According to a Wednesday statement from the CAA, the Ministry of Planning’s original report had an even higher estimate of the cost of corruption: LE257 billion per year. 

Why all the hate?

In addition to a job description that involves exposing public corruption, Geneina has two major political liabilities: he was appointed to his post by former President Mohamed Morsi, and he got on the bad side of Justice Minister Ahmed al-Zend.

His association with Morsi leaves Geneina vulnerable to accusations of supporting the banned Muslim Brotherhood, a charge Geneina denies. The group is outlawed in Egypt, and popular conspiracy theories posit that a wide variety of foreign governments are working in concert with the Brotherhood to destabilize the Egyptian state

In a July interview with Mada Masr, Geneina denied that there is a personal conflict between himself and Zend. However, their rivalry dates back to at least 2009, when Zend narrowly defeated Geneina for presidency of the Judge’s Club in an election marred with allegations of government interference. After being appointed head of the auditing agency, Geneina attempted to audit Judge’s Club accounts, resulting in a series of lawsuits between the two. Geneina is currently facing charges of insulting the judiciary for statements alleging corruption in the Judge’s Club. He also told Mada Masr he believes Zend is the driving force behind an effort to change the law that shields the head of the CAA and other supervisory agencies from dismissal.

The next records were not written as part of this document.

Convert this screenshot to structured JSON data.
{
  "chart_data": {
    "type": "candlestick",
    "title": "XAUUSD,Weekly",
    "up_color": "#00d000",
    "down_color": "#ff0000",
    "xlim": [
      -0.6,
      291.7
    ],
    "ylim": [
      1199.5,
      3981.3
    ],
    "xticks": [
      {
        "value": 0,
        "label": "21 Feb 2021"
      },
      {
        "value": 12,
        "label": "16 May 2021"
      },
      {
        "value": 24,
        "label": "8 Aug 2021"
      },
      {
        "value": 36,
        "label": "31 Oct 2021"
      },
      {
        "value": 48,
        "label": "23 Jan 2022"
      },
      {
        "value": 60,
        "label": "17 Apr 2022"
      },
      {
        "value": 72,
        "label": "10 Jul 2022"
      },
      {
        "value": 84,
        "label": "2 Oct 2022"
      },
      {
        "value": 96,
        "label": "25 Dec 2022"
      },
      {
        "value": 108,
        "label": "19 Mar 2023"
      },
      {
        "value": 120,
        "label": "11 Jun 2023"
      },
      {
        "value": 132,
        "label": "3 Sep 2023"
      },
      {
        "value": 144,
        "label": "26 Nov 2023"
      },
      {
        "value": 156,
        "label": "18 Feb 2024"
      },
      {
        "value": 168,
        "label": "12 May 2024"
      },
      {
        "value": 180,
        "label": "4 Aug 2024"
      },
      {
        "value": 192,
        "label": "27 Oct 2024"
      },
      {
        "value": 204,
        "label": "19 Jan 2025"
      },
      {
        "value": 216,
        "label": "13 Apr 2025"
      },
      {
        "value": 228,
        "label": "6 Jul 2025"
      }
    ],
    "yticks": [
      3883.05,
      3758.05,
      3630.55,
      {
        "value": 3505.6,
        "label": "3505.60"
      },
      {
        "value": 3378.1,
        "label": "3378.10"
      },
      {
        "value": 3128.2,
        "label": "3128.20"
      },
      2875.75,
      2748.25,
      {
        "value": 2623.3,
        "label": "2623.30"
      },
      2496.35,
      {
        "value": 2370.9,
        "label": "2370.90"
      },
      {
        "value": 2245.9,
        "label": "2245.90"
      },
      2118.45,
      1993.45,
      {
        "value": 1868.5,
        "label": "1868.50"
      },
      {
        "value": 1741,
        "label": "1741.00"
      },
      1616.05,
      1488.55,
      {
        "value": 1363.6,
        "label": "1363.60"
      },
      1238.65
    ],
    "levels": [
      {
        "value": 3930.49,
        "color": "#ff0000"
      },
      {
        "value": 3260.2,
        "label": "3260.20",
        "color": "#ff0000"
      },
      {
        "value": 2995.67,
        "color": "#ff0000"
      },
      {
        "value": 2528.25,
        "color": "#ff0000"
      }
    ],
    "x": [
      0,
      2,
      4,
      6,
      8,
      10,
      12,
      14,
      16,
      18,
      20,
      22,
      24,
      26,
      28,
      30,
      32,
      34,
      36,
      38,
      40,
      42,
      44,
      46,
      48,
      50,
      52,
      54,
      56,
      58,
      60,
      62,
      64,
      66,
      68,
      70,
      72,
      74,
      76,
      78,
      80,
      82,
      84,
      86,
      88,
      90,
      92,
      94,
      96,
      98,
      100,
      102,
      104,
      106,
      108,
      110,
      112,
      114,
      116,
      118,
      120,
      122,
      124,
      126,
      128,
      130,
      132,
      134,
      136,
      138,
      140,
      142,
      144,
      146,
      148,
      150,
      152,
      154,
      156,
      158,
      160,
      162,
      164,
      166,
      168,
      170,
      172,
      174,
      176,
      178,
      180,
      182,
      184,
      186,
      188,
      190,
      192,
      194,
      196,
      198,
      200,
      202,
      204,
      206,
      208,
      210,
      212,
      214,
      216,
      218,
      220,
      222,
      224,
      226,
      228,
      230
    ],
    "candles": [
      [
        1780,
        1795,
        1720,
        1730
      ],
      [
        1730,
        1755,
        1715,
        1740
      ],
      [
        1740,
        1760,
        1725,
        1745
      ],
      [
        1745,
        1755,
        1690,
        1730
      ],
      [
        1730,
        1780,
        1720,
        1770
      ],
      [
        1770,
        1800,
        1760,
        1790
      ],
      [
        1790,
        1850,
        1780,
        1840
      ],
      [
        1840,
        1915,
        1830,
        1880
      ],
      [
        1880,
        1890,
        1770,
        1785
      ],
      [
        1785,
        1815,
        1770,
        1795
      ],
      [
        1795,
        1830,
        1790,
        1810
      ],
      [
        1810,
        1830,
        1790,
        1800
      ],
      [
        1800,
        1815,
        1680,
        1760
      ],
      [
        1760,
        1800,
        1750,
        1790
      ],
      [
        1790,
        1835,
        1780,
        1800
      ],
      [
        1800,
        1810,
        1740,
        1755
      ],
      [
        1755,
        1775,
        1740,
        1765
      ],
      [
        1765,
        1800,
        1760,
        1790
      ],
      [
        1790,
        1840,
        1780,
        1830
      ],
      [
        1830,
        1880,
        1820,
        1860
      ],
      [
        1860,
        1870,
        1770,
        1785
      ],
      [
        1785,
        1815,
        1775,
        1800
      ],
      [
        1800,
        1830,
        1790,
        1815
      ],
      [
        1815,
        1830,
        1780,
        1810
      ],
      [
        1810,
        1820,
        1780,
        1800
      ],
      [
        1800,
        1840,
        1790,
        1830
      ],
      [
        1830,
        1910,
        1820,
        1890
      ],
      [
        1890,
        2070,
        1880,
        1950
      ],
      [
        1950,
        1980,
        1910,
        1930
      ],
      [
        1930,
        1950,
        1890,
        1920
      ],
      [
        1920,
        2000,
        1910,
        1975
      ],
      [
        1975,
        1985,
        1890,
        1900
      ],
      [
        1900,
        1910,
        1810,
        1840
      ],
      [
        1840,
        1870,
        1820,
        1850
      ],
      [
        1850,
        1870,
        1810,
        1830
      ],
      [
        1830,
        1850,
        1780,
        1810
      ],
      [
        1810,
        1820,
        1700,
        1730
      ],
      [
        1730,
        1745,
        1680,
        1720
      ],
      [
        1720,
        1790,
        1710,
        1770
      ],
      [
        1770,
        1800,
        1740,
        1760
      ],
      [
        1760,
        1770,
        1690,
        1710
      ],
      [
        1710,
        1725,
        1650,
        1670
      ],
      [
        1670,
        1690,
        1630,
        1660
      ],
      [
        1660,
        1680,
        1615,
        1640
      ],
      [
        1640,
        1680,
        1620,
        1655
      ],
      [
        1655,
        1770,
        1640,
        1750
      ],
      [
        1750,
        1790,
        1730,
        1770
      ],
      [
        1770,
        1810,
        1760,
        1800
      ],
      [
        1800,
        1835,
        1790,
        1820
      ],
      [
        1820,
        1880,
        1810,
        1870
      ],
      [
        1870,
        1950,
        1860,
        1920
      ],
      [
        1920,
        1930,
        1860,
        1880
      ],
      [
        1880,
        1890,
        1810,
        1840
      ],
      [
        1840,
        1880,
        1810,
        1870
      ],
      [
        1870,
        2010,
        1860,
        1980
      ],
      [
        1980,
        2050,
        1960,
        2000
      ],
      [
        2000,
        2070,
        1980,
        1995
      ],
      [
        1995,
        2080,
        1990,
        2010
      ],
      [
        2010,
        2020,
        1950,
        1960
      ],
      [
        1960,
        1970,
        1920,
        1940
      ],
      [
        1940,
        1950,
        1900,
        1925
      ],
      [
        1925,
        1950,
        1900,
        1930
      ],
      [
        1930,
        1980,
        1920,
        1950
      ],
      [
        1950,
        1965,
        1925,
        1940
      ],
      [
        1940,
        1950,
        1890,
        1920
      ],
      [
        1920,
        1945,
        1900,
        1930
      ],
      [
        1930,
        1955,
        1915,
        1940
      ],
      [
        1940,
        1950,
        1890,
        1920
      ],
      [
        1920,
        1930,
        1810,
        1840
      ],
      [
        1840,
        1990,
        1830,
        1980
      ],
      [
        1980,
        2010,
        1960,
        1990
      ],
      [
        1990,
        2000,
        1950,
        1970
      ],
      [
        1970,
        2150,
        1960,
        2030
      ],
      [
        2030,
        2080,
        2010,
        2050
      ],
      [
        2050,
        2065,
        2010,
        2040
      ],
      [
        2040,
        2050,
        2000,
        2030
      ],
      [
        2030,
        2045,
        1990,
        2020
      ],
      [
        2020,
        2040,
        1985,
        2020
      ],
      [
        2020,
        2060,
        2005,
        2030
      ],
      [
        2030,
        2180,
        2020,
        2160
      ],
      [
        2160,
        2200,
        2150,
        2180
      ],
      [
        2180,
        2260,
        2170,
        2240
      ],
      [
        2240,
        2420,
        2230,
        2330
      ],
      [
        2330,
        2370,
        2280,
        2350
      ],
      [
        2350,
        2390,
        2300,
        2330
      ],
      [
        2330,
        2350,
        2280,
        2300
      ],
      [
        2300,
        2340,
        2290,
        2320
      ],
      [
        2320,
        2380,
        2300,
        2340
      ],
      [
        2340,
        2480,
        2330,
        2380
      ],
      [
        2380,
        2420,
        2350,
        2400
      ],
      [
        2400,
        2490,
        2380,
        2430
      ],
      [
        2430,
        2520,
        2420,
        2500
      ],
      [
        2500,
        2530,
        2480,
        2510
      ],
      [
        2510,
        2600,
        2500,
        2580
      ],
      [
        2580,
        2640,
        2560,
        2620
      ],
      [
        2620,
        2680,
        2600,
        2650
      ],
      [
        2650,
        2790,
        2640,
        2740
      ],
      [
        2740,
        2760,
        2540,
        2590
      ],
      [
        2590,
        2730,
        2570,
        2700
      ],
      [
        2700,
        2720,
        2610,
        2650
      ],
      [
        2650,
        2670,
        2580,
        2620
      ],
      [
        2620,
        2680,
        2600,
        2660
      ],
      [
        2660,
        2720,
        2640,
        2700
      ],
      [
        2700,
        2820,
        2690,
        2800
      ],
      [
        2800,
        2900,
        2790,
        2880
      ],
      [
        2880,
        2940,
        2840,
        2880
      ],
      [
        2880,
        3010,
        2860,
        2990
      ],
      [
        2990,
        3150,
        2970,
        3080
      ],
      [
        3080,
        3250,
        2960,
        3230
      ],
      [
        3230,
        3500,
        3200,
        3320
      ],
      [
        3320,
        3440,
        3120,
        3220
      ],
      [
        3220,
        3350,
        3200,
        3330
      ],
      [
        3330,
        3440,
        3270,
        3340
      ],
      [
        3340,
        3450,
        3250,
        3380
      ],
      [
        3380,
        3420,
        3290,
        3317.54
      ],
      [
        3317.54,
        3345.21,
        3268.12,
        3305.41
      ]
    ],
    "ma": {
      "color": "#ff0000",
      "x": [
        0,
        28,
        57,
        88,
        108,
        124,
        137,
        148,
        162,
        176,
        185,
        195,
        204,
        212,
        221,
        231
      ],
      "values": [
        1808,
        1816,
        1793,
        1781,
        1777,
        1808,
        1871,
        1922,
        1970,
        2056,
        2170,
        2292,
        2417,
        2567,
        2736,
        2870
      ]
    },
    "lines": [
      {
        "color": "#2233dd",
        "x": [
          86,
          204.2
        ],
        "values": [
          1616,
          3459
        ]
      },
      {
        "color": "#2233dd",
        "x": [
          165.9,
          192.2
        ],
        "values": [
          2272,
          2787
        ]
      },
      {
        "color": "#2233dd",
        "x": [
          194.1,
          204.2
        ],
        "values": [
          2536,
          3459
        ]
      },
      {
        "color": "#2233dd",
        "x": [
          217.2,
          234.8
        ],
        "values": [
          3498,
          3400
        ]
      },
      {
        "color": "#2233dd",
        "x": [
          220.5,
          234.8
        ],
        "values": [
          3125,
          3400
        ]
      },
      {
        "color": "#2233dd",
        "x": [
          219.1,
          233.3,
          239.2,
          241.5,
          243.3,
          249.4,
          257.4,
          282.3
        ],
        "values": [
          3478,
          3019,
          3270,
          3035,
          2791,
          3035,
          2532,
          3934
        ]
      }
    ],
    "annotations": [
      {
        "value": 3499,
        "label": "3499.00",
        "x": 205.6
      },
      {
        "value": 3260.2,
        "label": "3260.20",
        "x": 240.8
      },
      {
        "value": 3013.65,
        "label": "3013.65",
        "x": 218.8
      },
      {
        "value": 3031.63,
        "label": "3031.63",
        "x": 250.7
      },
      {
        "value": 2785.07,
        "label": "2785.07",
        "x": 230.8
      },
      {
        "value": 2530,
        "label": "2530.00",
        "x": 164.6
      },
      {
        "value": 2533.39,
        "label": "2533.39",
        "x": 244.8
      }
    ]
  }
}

Can Geneina legally be fired?

With Geneina potentially facing prosecution over the corruption report, the question of whether or not he can be sacked has taken on renewed urgency.

According to the bylaws of the CAA, its head is appointed to a four-year term, cannot be fired, and cannot even resign without a presidential decree accepting resignation. Geneina was appointed in September 2012, which means his term is not due to expire until September of this year.

Article 216 of Egypt’s constitution states that each autonomous organization or regulatory agency — meaning the CAA, the Central Bank, the Financial Supervisory Authority and the Administrative Control Authority — shall be enacted by laws “defining its competences and regulations” and guaranteeing independence. It also states that the heads of regulatory agencies cannot be fired “except in the cases stated in the law.” 

In July 2015, Sisi passed a law giving him the power to removed the head of the CAA and other supervisory bodies if they “harm national security” or fail to carry out the missions of their position. That law was ratified by parliament this week.

The conflict between the CAA bylaw and the new law allowing the head of the agency to be fired creates a legal controversy.

“The law organizing the dismissal of heads of regulatory bodies is a general law. That is why some consider it to trump the special law concerning the regulatory body that prohibits the dismissal of its head. If this logic is enforced, it will be possible for the president of the republic to dismiss Geneina from his position on the basis of that law,” says Tarek Abdel Aal, head of the legal unit at the Egyptian Initiative for Personal Rights.  

Taha, Geneina’s lawyer contends that the law does not apply to Geneina unless the CAA’s bylaws are amended “through parliament and upon the approval of the organization itself.”

However, Article 215 of the Constitution does not require that the CAA and other independent agencies approve of amendments to their laws, only that they be consulted first.

In light of this debate, there are two possible scenarios if the state wants to get rid of Geneina: Either ignore the CAA’s bylaw and fire him directly by presidential decree, or parliament can amend the laws governing regulatory bodies to be in harmony with the impeachment law, after which the president will be free to dismiss Geneina and propose another candidate to parliament without having to wait for Geneina’s end of term in September.